Should an ‘outside’ opinion be naively (meaning from someone not privy to the abuse occurring) presented to the abused child, it may be discounted by the child. In the child’s mind, the person forwarding such an opinion simply does not know all the facts as the child understands them: that the child is bad and worthless. Since the caregiver is so close to the child, often a biological parent, that opinion will always outweigh other opinions. This is not only due to the reinforcing effect in low self esteem, but because there is an intense loyalty in all children when it comes to their parents. In the child’s mind, they must always strive hard and ceaselessly to convert themselves into the ‘good child’ for the disapproving, abusive parent. Changing loyalty, for any child is difficult, but all the more so for the abused child, who trusts their parent’s opinion that they are bad, worthless, and do not deserve any compliments.

This has grave implications for treatment providers who are trying to help children to overcome their low self esteem and stopping the negative self-verifications: trying to ‘build up’ and recognize the positives in the child may essentially backfire. The child simply cannot tolerate any view of themselves that does not match their own, and will discount the helper’s view. They may even reject the helper, because the helper, by pressing the positives, is pressing on the child’s loyalty button concerning the abusive parent. This is an effect that anyone who has worked with abused children is well aware of and frustrated by.

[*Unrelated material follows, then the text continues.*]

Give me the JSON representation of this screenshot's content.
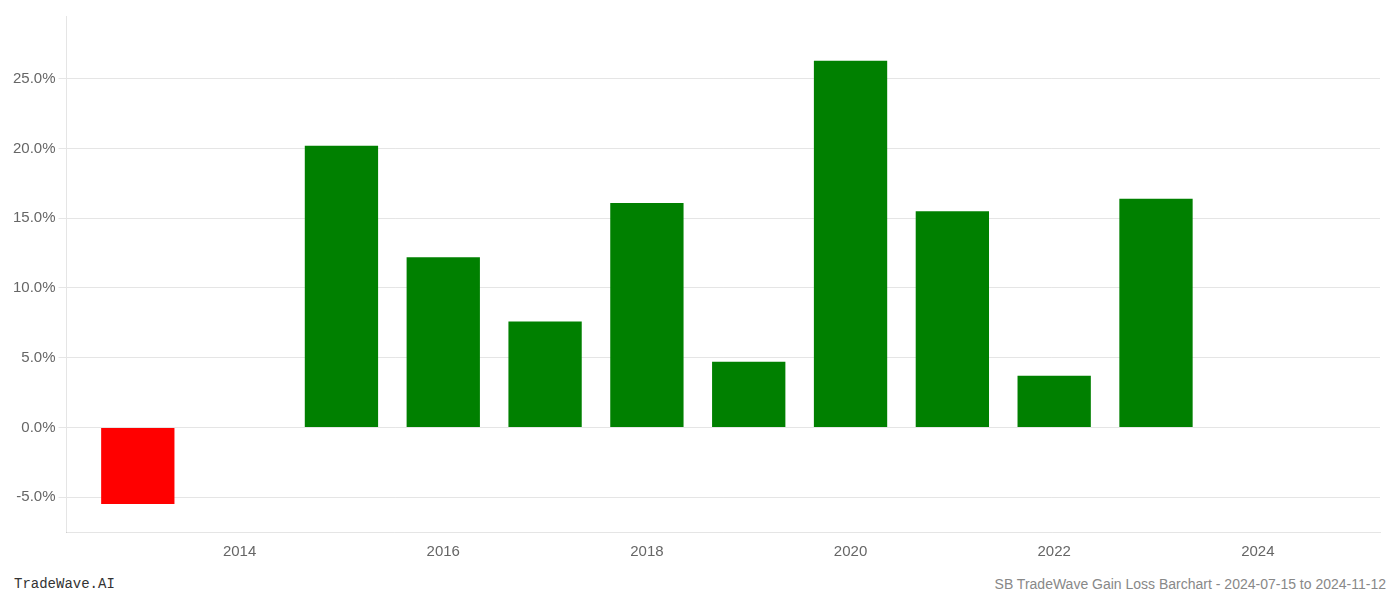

The negative self-esteem and negative self verifications that abused children engage in are key features blocking the child’s healing and age normative growth and development. Left unattended to, they do not fade, but become ensconced in the child’s self view on into adolescence and adulthood. This in turn, gives fuel for the cycle to repeat with their own children. New methodologies, based in more complete research and knowledge on the mechanics of self esteem are begging to be developed.